Eloge de Pierre Tabatoni

par Jean-Claude Casanova

le 30 mai 2006 en l’église Saint-Etienne du Mont

 

 

L’université, comme son nom l’indique, est une corporation fondée pour se consacrer au savoir et à sa transmission. Pierre Tabatoni en était membre, il y avait étudié, il s’y était agrégé jeune et il y avait professé longtemps. Cette corporation unit ses membres dans une communauté d’esprit et les vœux qu’on y prononce en s’y agrégeant sont définitifs mais ils laissent libres d’agir et de vivre ailleurs. Le lien persiste si l’on reste fidèle aux principes auxquels on a souscrit en y prenant place. C’est ainsi qu’a vécu Pierre Tabatoni au sein de l’alma mater et hors d’elle.

L’Université est à la fois une et diverse, nationale et mondiale. Pierre Tabatoni a étudié à Aix-en-Provence, à Paris, à Londres et à Harvard. Il a enseigné à Alger, à Aix, à Paris et à Chicago. Il a été fait docteur à Aix, à Bruxelles et à Liège. L’Université est une parce que la recherche de la vérité et son enseignement obéissent partout aux mêmes règles et parce que, partout, pour enseigner et chercher on doit bénéficier des mêmes droits et obéir aux mêmes devoirs. C’est pour cela que Pierre Tabatoni enfant de la côte ligure était à la fois un professeur français et un universitaire cosmopolite.

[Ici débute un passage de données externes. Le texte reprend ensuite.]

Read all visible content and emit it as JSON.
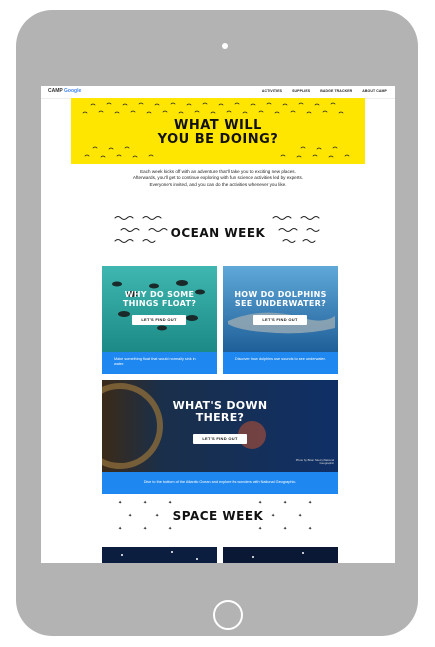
{
  "nav": {
    "logo_camp": "CAMP",
    "logo_brand": "Google",
    "links": [
      "ACTIVITIES",
      "SUPPLIES",
      "BADGE TRACKER",
      "ABOUT CAMP"
    ]
  },
  "hero": {
    "title_line1": "WHAT WILL",
    "title_line2": "YOU BE DOING?",
    "intro": "Each week kicks off with an adventure that'll take you to exciting new places. Afterwards, you'll get to continue exploring with fun science activities led by experts. Everyone's invited, and you can do the activities whenever you like."
  },
  "ocean": {
    "title": "OCEAN WEEK",
    "cards": [
      {
        "title_line1": "WHY DO SOME",
        "title_line2": "THINGS FLOAT?",
        "button": "LET'S FIND OUT",
        "caption": "Make something float that would normally sink in water."
      },
      {
        "title_line1": "HOW DO DOLPHINS",
        "title_line2": "SEE UNDERWATER?",
        "button": "LET'S FIND OUT",
        "caption": "Discover how dolphins use sounds to see underwater."
      },
      {
        "title_line1": "WHAT'S DOWN",
        "title_line2": "THERE?",
        "button": "LET'S FIND OUT",
        "caption": "Dive to the bottom of the Atlantic Ocean and explore its wonders with National Geographic.",
        "credit": "Photo by Brian Skerry/National Geographic"
      }
    ]
  },
  "space": {
    "title": "SPACE WEEK"
  },
  "colors": {
    "hero_yellow": "#ffe600",
    "caption_blue": "#1f88f0",
    "tablet_gray": "#b3b3b3"
  }
}
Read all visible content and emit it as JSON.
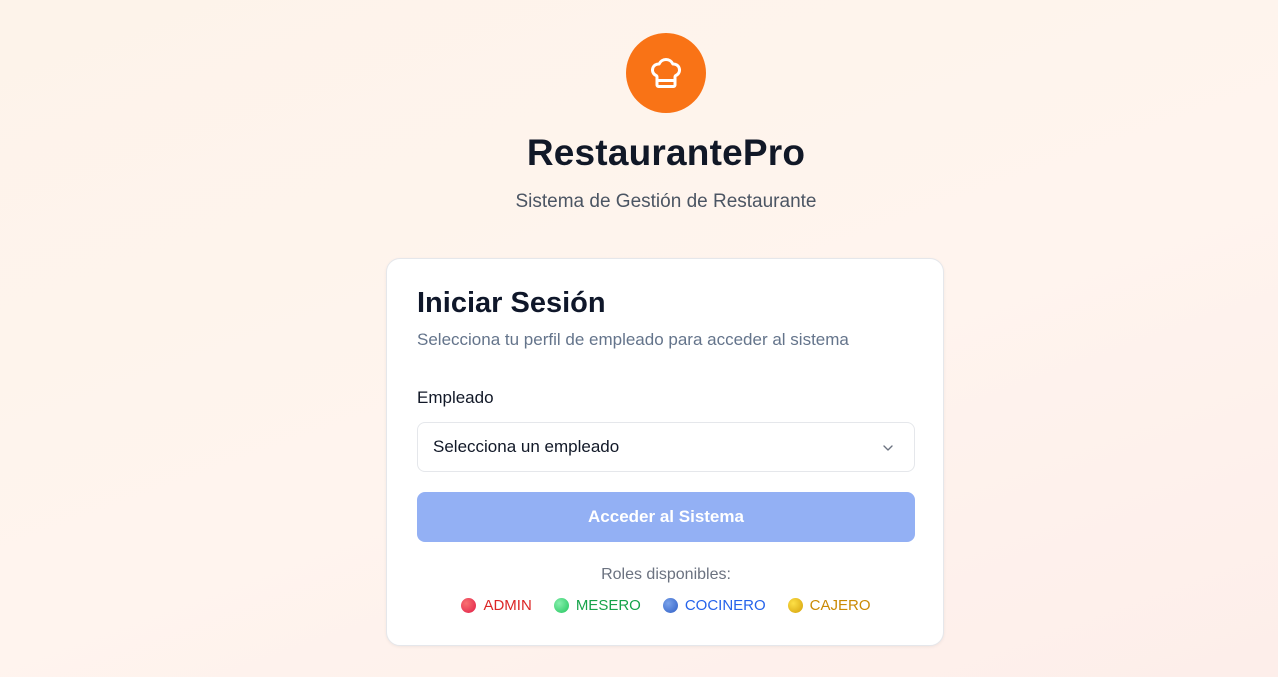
{
  "brand": {
    "icon": "chef-hat-icon",
    "title": "RestaurantePro",
    "subtitle": "Sistema de Gestión de Restaurante",
    "accent_color": "#f97316"
  },
  "login": {
    "title": "Iniciar Sesión",
    "description": "Selecciona tu perfil de empleado para acceder al sistema",
    "employee_label": "Empleado",
    "employee_select": {
      "placeholder": "Selecciona un empleado",
      "icon": "chevron-down-icon"
    },
    "submit_label": "Acceder al Sistema",
    "submit_color": "#93b0f4"
  },
  "roles": {
    "label": "Roles disponibles:",
    "items": [
      {
        "label": "ADMIN",
        "color": "#dc2626",
        "dot_color": "#e11d48"
      },
      {
        "label": "MESERO",
        "color": "#16a34a",
        "dot_color": "#34d399"
      },
      {
        "label": "COCINERO",
        "color": "#2563eb",
        "dot_color": "#3b73d6"
      },
      {
        "label": "CAJERO",
        "color": "#ca8a04",
        "dot_color": "#eab308"
      }
    ]
  }
}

L’Université mêle des hommes et des femmes jeunes à des hommes et des femmes d’âge qui s’instruisent mutuellement et continument. On devient professeur pour ne pas cesser d’étudier. Qui parmi nous n’a pas observé ,mêmes aux derniers moments de sa vie, le sourire heureux de Pierre quand il venait de découvrir au détour d’un article ou d’une une thèse un jeune auteur prometteur, ou quand il avait lu un livre nouveau et qu’il remarquait un talent naissant ou une idée originale. Il mettait alors autant de satisfaction à faire couronner un jeune homme ignoré de tous qu’à faire célébrer un maître trop méconnu ou à faire revivre un auteur éminent mais oublié. À a curiosité, au flair toujours en éveil Pierre joignait la gratitude, la générosité et l’admiration, consolations de ceux qui n’éprouvent ni ressentiment ni envie.

L’Université confère des grades et des titres, ses maîtres portent des toges, des épitoges et des rabats brodés. Le succès, la renommée distinguent inégalement les professeurs et toutes les universités n’ont pas le même prestige. Les universitaires le savent et respectent toutes les grandeurs d’établissement. Je parle à quelques pas du tombeau de Pascal. Le respect des grandeurs d’établissement est un usage social, une forme de courtoisie. L’Université ne respecte vraiment que les grandeurs d’état, celles qui tiennent à la vérité et donc à la science et celles qui tiennent à la justice et donc à la morale. Par là elle abolit les différences et les artifices pour ne retenir que ce qui importe. Si l’on distingue les deux types de grandeurs c’est que l’on ne veut pas laisser la première, celle qui tient à la société, prendre le pas sur celle qui tient à l’esprit .L’Université respecte donc, chez elle et hors d’elle, les grandeurs qui tiennent aux places, aux fonctions, aux grades, à l’opinion ou même à l’âge mais elle s’en défie. Son esprit est ailleurs. Ceux qui ont connu Pierre Tabatoni savent combien il était accueillant pour chacun quel que soit son rang, bienveillant pour chacun d’où qu’il vienne, parce que l’on doit la vérité à tous même quand votre profession vous assigne à quelques uns.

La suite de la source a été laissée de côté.